Wie sollte ich jetzt bloß schlafen können? Mein ganzer Körper war in Aufruhe, Adrenalin durchströmte mich und Schmetterlinge flogen Achterbahn in meinem Bauch. War das grade wirklich geschehen, oder hatte ich mir das nur eingebildet?

War Evelyn grade wirklich hier gewesen? Hatte sie mich grade wirklich geküsst und mir signalisiert, dass sie bereit für einen Neuanfang war? Oder waren das nur die Auswirkungen der Narkose gewesen?

Nein, das durfte nicht sein.

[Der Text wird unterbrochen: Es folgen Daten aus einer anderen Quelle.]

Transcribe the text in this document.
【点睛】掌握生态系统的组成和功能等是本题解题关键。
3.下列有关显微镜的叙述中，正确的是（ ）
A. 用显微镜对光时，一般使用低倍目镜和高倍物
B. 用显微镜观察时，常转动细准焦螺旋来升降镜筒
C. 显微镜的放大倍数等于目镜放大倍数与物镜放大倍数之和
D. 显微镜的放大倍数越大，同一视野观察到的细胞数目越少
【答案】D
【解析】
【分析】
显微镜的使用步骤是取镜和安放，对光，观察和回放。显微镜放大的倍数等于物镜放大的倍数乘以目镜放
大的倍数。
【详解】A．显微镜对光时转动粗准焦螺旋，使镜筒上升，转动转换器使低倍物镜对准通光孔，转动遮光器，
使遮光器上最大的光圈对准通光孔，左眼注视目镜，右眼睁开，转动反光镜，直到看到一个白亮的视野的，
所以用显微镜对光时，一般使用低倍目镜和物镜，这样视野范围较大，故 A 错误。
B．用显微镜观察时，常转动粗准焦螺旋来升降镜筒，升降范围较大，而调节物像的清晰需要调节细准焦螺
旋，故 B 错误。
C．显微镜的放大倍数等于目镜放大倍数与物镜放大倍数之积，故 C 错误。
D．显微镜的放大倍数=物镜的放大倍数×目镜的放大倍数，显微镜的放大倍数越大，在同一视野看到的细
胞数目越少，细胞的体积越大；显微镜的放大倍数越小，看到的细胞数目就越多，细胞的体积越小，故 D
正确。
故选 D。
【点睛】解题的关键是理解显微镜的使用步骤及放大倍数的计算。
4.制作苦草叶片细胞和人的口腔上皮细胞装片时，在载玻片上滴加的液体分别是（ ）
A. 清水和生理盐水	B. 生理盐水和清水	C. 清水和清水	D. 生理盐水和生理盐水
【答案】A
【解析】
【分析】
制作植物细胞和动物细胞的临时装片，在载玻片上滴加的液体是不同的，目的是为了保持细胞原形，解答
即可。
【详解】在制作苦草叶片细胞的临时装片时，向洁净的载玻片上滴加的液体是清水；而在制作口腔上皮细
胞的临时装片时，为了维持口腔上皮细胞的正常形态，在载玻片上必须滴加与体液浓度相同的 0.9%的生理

Noch immer konnte ich ihre weichen, sinnlichen Lippen auf meinen spüren, ihren unvergleichlichen Duft riechen und ihre warme Haut spüren. Meine Zunge prickelte immer noch herrlich und mein Herz schlug schneller denn je. Es war wie das Paradies, was ich nach dem heutigen Tag und den letzten Wochen schon nicht mehr für möglich gehalten hätte.

>> Sie sollten sich ausruhen und schlafen Mr Humphrey.<< sagte eine Schwester, die plötzlich neben mir stand und bei mir nach dem Rechten sah.

>> Sagen Sie, war hier eben eine Ärztin?<< fragte ich sofort, da ich sichergehen wollte, dass ich mir das nicht eingebildet hatte.

>> Hier waren viele Ärzte, wieso?<<

>> War eine Dr. Chamberlain eben noch hier gewesen, kurz bevor Sie hereinkamen?<<

>> Ja, die war hier und hat sich vorher noch mit ihrer Mutter unterhalten, wenn ich das richtig gesehen habe. Wieso wollen Sie das wissen?<<

>> Nur so, ich war mir nicht ganz sicher, ob ich das nicht vielleicht nur geträumt habe.<<

>> Sie sind bei vollem Verstand Mr Humphrey.<< versicherte sie mir mit einem warmen Lächeln, bevor sie sich umdrehte und wieder das Zimmer verließ.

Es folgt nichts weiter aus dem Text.